Wiswall, John

  • DICTIONARY OF CANADIAN BIOGRAPHY ARTICLE: Maud M. Hutcheson, “WISWALL, JOHN,” in Dictionary of Canadian Biography, vol. 5, University of Toronto/Université Laval, 2003–. https://www.biographi.ca/en/bio/wiswall_john_5E.html
  • DCB profile notes:
    • Church of England clergyman; b. 15 April 1731 in Boston, Mass., son of Peleg Wiswall and Elizabeth Rogers; m. first 17 Dec. 1761 Mercy Minot of Brunswick (Maine), and they had four children; m. secondly March 1784 Margaret Hutchinson of New Jersey; d. 2 Dec. 1812 in Wilmot, N.S.
    • The son of a well-known schoolmaster, John Wiswall graduated from Harvard College in 1749 and taught at various schools in the vicinity of Boston. In 1753 he began studying divinity under Jonathan Mayhew and other Congregational ministers, and for the next couple of years he travelled about Massachusetts as a supply preacher. Eventually, in 1755 or 1756, he was made minister of a Congregational church at Falmouth (Maine)
    • When he was arrested in 1775 he insisted that “not the severest punishment, not the fear of death” would shake his allegiance to the crown.
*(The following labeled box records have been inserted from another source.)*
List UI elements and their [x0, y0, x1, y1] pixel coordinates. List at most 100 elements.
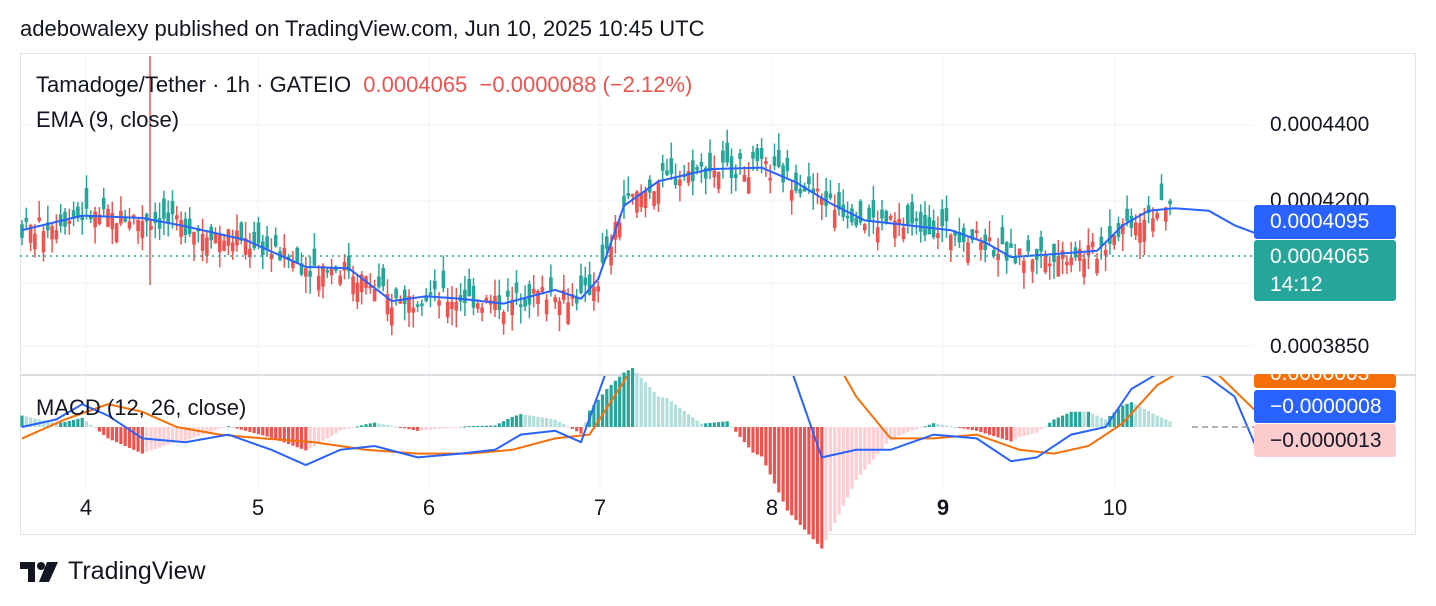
time-axis-label: 7: [593, 495, 607, 520]
macd-histogram-bar: [919, 427, 923, 428]
macd-histogram-bar: [975, 427, 979, 431]
macd-histogram-bar: [953, 427, 957, 428]
macd-histogram-bar: [717, 422, 721, 427]
candle-body: [463, 289, 467, 304]
candle-body: [592, 287, 596, 301]
candle-body: [936, 233, 940, 239]
candle-body: [381, 268, 385, 287]
macd-histogram-bar: [1009, 427, 1013, 442]
macd-histogram-bar: [884, 427, 888, 444]
candle-body: [987, 237, 992, 242]
macd-histogram-bar: [545, 418, 549, 427]
macd-histogram-bar: [652, 391, 656, 427]
macd-histogram-bar: [1104, 419, 1108, 427]
macd-histogram-bar: [93, 427, 97, 429]
macd-histogram-bar: [691, 417, 695, 427]
legend-row: Tamadoge/Tether · 1h · GATEIO 0.0004065 …: [36, 72, 692, 98]
candle-body: [738, 153, 742, 160]
candle-body: [1052, 243, 1056, 263]
ema-line-path: [21, 166, 1261, 305]
candle-body: [734, 174, 738, 179]
macd-histogram-bar: [665, 398, 669, 427]
tradingview-logo-icon: [20, 561, 58, 582]
macd-histogram-bar: [97, 427, 101, 432]
candle-body: [884, 210, 889, 223]
macd-histogram-bar: [373, 422, 377, 427]
candle-body: [33, 233, 37, 250]
macd-histogram-bar: [1018, 427, 1022, 438]
time-axis-label: 5: [251, 495, 265, 520]
candle-body: [686, 171, 691, 183]
candle-body: [1138, 223, 1142, 243]
candle-body: [828, 193, 833, 198]
macd-value-tag: −0.0000008: [1254, 390, 1396, 423]
macd-histogram-bar: [592, 405, 596, 427]
candle-body: [41, 231, 46, 253]
macd-histogram-bar: [46, 421, 50, 427]
candle-body: [772, 156, 777, 166]
macd-histogram-bar: [1069, 411, 1073, 427]
macd-histogram-bar: [1155, 415, 1159, 427]
last-price-tag-value: 0.0004065: [1270, 245, 1370, 268]
macd-histogram-bar: [20, 415, 24, 427]
macd-histogram-bar: [1116, 408, 1121, 427]
macd-histogram-bar: [450, 427, 454, 428]
candle-body: [1095, 258, 1099, 274]
macd-histogram-bar: [514, 415, 519, 427]
candle-body: [230, 242, 235, 252]
macd-histogram-bar: [424, 427, 428, 431]
macd-histogram-bar: [532, 416, 536, 427]
candle-body: [106, 208, 110, 227]
macd-histogram-bar: [41, 420, 46, 427]
candle-body: [1090, 241, 1095, 248]
candle-body: [342, 262, 347, 271]
macd-histogram-bar: [729, 426, 734, 428]
macd-histogram-bar: [467, 426, 471, 428]
candle-body: [299, 263, 304, 275]
macd-line-path: [21, 376, 1254, 467]
candle-body: [1142, 219, 1147, 242]
macd-histogram-bar: [764, 427, 768, 466]
candle-body: [506, 290, 510, 297]
macd-histogram-bar: [536, 416, 540, 427]
macd-histogram-bar: [932, 423, 936, 427]
candle-body: [428, 292, 433, 296]
macd-histogram-bar: [631, 368, 635, 427]
macd-histogram-bar: [231, 427, 235, 428]
candle-body: [673, 178, 678, 186]
macd-histogram-bar: [72, 419, 76, 427]
candle-body: [1121, 223, 1125, 235]
macd-histogram-bar: [897, 427, 901, 436]
macd-histogram-bar: [209, 427, 213, 432]
macd-histogram-bar: [553, 419, 557, 427]
candle-body: [398, 299, 403, 304]
candle-body: [269, 253, 274, 260]
candle-body: [992, 249, 996, 256]
macd-histogram-bar: [459, 427, 463, 428]
macd-histogram-bar: [1164, 419, 1168, 427]
candle-body: [751, 152, 755, 159]
macd-histogram-bar: [183, 427, 187, 441]
candle-body: [291, 260, 295, 268]
candle-body: [1151, 218, 1155, 232]
macd-histogram-bar: [1091, 413, 1095, 427]
macd-histogram-bar: [188, 427, 192, 440]
signal-value-tag: −0.0000013: [1254, 424, 1396, 457]
candle-body: [605, 236, 609, 249]
price-axis-label: 0.0004400: [1270, 113, 1370, 136]
macd-histogram-bar: [330, 427, 334, 436]
macd-histogram-bar: [351, 427, 355, 428]
candle-body: [140, 221, 145, 239]
candle-body: [1065, 261, 1069, 266]
macd-histogram-bar: [89, 424, 93, 427]
macd-histogram-bar: [140, 427, 144, 454]
macd-histogram-bar: [403, 427, 407, 429]
macd-histogram-bar: [523, 414, 527, 427]
macd-histogram-bar: [54, 423, 58, 427]
macd-histogram-bar: [712, 422, 716, 427]
candle-body: [351, 276, 355, 295]
macd-histogram-bar: [136, 427, 140, 452]
candle-body: [308, 271, 312, 277]
candle-body: [1056, 255, 1061, 277]
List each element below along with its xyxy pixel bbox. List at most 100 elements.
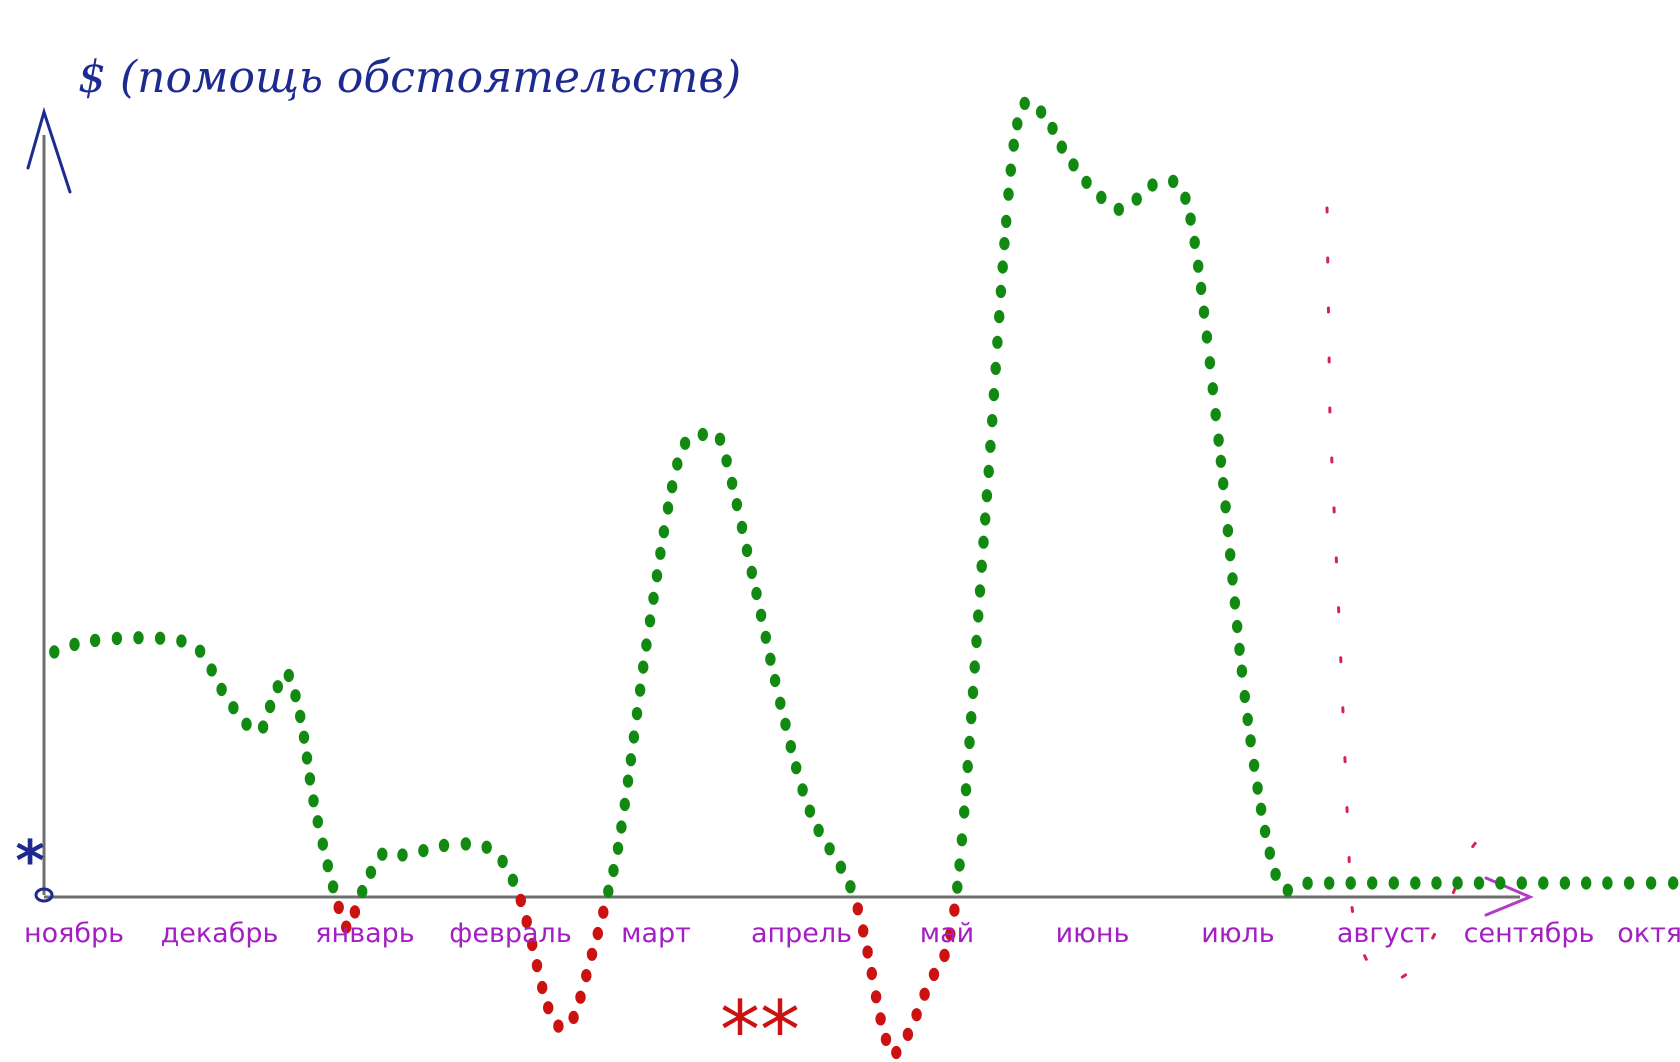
data-point (999, 237, 1010, 251)
data-point (1259, 824, 1271, 839)
data-point (322, 859, 333, 873)
data-point (697, 427, 708, 442)
data-point (974, 584, 986, 598)
data-point (365, 865, 377, 879)
chart-title: $ (помощь обстоятельств) (78, 52, 741, 103)
data-point (628, 730, 640, 744)
data-point (357, 884, 368, 899)
data-point (1035, 105, 1047, 119)
data-point (1213, 433, 1224, 447)
data-point (1204, 356, 1216, 370)
data-point (726, 476, 738, 490)
data-point (1345, 876, 1356, 890)
data-point (531, 959, 543, 973)
data-point (327, 880, 339, 894)
data-point (272, 680, 283, 694)
data-point (919, 987, 930, 1001)
projection-line (1325, 206, 1497, 982)
data-point (971, 634, 982, 649)
data-point (760, 630, 771, 644)
data-point (1495, 876, 1506, 890)
data-point (1081, 175, 1092, 189)
data-point (295, 709, 306, 724)
data-point (1147, 178, 1158, 192)
data-point (460, 837, 471, 851)
data-point (1198, 305, 1210, 319)
x-tick-label: июнь (1056, 918, 1130, 949)
data-point (619, 797, 630, 812)
data-point (1255, 802, 1267, 816)
data-point (631, 707, 643, 721)
data-point (962, 759, 973, 774)
data-point (581, 969, 592, 983)
data-point (870, 990, 882, 1004)
data-point (1452, 876, 1463, 890)
data-point (1131, 192, 1142, 206)
data-point (1252, 781, 1263, 795)
y-axis-arrow (26, 106, 72, 194)
data-point (290, 689, 301, 703)
data-point (49, 645, 60, 659)
series-dots (49, 96, 1679, 1060)
data-point (1242, 712, 1253, 727)
data-point (1180, 191, 1191, 205)
data-point (1645, 876, 1657, 890)
data-point (1008, 138, 1019, 152)
data-point (1168, 174, 1179, 188)
data-point (679, 436, 691, 450)
data-point (283, 668, 294, 683)
data-point (1218, 477, 1229, 491)
data-point (804, 804, 816, 818)
data-point (714, 432, 726, 446)
data-point (641, 638, 652, 652)
data-point (651, 569, 663, 583)
data-point (507, 873, 519, 887)
data-point (568, 1010, 579, 1024)
data-point (967, 685, 979, 700)
x-tick-label: июль (1201, 918, 1274, 949)
data-point (880, 1032, 892, 1046)
data-point (612, 841, 624, 855)
origin-marker (34, 887, 54, 903)
x-tick-label: сентябрь (1464, 918, 1595, 949)
data-point (902, 1027, 914, 1041)
data-point (755, 608, 767, 622)
data-point (1229, 596, 1241, 610)
data-point (987, 414, 998, 428)
data-point (1538, 876, 1549, 890)
data-point (638, 660, 649, 674)
data-point (1516, 876, 1528, 890)
data-point (341, 920, 352, 934)
data-point (791, 761, 802, 775)
data-point (481, 840, 492, 854)
data-point (960, 783, 972, 797)
data-point (1410, 876, 1421, 890)
month-labels: ноябрь декабрь январь февраль март апрель май и… (24, 918, 1680, 949)
data-point (616, 820, 627, 834)
x-tick-label: май (920, 918, 974, 949)
data-point (780, 717, 791, 731)
data-point (949, 903, 960, 917)
data-point (952, 880, 963, 894)
data-point (1245, 734, 1256, 748)
data-point (216, 682, 227, 697)
data-point (154, 631, 166, 645)
data-point (862, 945, 873, 959)
data-point (1047, 121, 1058, 135)
data-point (845, 880, 856, 894)
data-point (397, 848, 408, 862)
data-point (813, 823, 824, 838)
data-point (835, 860, 847, 874)
data-point (966, 711, 977, 725)
data-point (1270, 867, 1281, 881)
data-point (990, 361, 1001, 375)
data-point (721, 454, 732, 468)
data-point (133, 631, 144, 645)
data-point (1207, 382, 1219, 396)
data-point (603, 884, 614, 898)
data-point (1388, 876, 1400, 890)
data-point (746, 565, 757, 580)
data-point (1215, 454, 1227, 468)
data-point (497, 854, 508, 869)
data-point (644, 614, 656, 628)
Released on the understanding that he would remain in Falmouth, Wiswall broke his parole and travelled to Boston, arriving there in early June. Made a navy chaplain in late 1775, Wiswall spent most of the next few years in wartime service. In 1781 he accepted a curacy in Suffolk, England, but within a year he was serving in a parish in Kent, and later still he moved to another parish in Essex. Early in 1783, after obtaining a temporary pension of £60 annually in compensation for his losses during the American revolution, he emigrated to Nova Scotia to succeed Jacob Bailey as the Anglican clergyman in Cornwallis. Wiswall had the difficult task of strengthening the Church of England in an area that was overrun with dissenters. Soon after arriving in Cornwallis he wrote that in his mission, which also included the settlements of Horton and Wilmot, Anglicans were greatly outnumbered by “wild enthusiasts” of every denomination.
    • In 1788 a bitter Wiswall wrote: “I regret that ever I came to this Country – I was wretchedly deceived . . . I am banished from my Friends – and doomed to lead a most laborious life, pinched with poverty and oftimes not knowing where to procure the common conveniences not to say necessarys of life.” 
    • That same year Wiswall was seriously injured in a fall from his horse, and for the last decade of his life he was too crippled and frail to minister to his Wilmot flock on a regular basis. He died on 2 Dec. 1812, at the age of 81, and was buried near the Anglican church in Middleton. One of his sons, Peleg, was elected to the House of Assembly and later became a judge of the Nova Scotia Supreme Court.